# welche Raupe bohrt sich da durch meinen Rosentrieb ?



## 69pflanzenfreund69 (24. Mai 2009)

Hi,

hab mich gestern gewundert das an einem rosentrieb einige fraslöcher waren, wie beim holzwurm ... und dann hab ich den schlingel entdeckt 


 

hab ja schon einiges an ungeziefer gesehen aber so was ncoh nicht - habt ihr sowas schon mal gehabt und wisst ihr worum es sich handelt ? ... unten links könnt ihr z.b. so ein loch sehen.


----------



## Christine (24. Mai 2009)

*AW: welche Raupe bohrt sich da durch meinen Rosentrieb ?*

Hallo Ralf,

schau mal unter Rosentriebbohrer nach.


----------



## 69pflanzenfreund69 (24. Mai 2009)

*AW: welche Raupe bohrt sich da durch meinen Rosentrieb ?*

Danke, du hast leider recht :evil

nun hab ich eben gelesen das es ab und aufsteigende gibt, ich denke mal ich hab den schlimmen aufsteigenden.

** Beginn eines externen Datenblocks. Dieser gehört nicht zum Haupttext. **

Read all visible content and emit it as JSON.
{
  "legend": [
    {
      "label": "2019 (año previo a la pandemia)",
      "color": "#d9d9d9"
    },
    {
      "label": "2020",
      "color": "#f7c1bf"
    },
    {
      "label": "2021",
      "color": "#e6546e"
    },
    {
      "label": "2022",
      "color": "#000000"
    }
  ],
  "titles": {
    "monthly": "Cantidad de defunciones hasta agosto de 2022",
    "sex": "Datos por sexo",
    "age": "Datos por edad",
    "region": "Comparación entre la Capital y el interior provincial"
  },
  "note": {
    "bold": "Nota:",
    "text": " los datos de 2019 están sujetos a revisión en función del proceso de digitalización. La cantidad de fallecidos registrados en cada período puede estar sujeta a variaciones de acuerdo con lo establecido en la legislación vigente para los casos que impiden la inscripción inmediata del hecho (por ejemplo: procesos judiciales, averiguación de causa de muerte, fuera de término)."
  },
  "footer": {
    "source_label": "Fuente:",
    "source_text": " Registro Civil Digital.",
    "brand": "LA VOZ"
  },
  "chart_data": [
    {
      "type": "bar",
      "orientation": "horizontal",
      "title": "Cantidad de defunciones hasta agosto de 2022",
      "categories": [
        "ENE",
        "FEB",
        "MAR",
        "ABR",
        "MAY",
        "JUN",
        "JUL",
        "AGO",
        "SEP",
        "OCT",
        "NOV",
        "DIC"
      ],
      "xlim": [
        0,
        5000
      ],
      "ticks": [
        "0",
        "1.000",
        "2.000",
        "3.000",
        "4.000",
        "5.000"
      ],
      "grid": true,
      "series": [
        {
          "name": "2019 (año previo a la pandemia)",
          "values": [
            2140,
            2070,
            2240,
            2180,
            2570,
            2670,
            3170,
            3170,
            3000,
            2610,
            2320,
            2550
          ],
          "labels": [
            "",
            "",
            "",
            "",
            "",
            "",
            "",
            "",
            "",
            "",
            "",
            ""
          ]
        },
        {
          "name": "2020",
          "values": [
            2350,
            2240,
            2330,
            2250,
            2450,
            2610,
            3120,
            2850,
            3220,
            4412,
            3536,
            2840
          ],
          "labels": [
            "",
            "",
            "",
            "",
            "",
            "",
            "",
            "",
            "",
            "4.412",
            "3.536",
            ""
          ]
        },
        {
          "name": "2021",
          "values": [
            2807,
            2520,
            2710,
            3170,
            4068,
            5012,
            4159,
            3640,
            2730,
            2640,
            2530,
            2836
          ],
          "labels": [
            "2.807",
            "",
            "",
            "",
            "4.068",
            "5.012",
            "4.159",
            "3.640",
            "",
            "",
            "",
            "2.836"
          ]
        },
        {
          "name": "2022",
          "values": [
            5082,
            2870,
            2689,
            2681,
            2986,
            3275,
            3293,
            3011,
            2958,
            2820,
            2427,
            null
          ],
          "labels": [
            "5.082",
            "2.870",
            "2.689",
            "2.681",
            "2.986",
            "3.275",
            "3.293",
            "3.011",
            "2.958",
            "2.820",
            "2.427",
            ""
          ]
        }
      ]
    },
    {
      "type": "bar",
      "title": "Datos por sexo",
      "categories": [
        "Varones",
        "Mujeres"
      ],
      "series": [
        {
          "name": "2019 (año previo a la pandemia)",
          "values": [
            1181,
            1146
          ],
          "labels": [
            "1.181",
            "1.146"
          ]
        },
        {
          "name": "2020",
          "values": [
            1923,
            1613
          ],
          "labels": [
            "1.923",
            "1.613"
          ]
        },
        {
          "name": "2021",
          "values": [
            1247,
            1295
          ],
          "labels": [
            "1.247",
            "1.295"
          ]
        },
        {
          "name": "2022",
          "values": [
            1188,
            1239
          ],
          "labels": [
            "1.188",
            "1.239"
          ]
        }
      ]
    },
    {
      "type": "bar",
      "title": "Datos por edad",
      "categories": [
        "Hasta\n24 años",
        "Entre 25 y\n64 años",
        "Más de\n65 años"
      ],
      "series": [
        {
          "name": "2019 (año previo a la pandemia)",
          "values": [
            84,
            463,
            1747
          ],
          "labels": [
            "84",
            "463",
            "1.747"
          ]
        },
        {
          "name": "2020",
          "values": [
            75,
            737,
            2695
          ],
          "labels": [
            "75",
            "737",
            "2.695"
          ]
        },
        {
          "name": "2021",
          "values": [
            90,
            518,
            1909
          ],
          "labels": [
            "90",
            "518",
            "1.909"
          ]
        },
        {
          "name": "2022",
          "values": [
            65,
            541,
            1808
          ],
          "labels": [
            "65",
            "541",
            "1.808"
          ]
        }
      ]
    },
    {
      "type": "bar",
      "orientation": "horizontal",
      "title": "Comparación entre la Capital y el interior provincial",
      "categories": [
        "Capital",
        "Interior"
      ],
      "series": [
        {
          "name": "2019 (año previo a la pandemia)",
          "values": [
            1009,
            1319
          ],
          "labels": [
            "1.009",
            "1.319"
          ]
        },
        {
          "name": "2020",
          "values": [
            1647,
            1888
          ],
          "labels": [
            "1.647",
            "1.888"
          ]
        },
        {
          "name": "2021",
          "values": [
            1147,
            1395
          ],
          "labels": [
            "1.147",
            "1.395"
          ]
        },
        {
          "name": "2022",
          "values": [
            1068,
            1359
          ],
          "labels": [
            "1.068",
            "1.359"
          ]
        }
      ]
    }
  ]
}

somit ist wohl nur ein möglichst schnelles abschneiden des triebes notwendig


----------



## Sigridkira (24. Mai 2009)

*AW: welche Raupe bohrt sich da durch meinen Rosentrieb ?*

Hallo Ralf,
ich hatte auch schon solche, allerdings nicht auf frischer Tat ertappt. Soviel ich weiß gibt es da 2 verschiedene Arten. Einer bohrt sich nach oben in den Trieb, es gibt aber welche die gehen nach unten, was noch schlimmer ist. In beiden Fällen den Trieb abschneiden, und entsorgen. Wenn das Loch nach unten geht, so tief wie möglich abschneiden. Ich habs nur durch abschneiden, ohne Spritzmittel wieder in den Griff bekommen. 
LG Sigrid


----------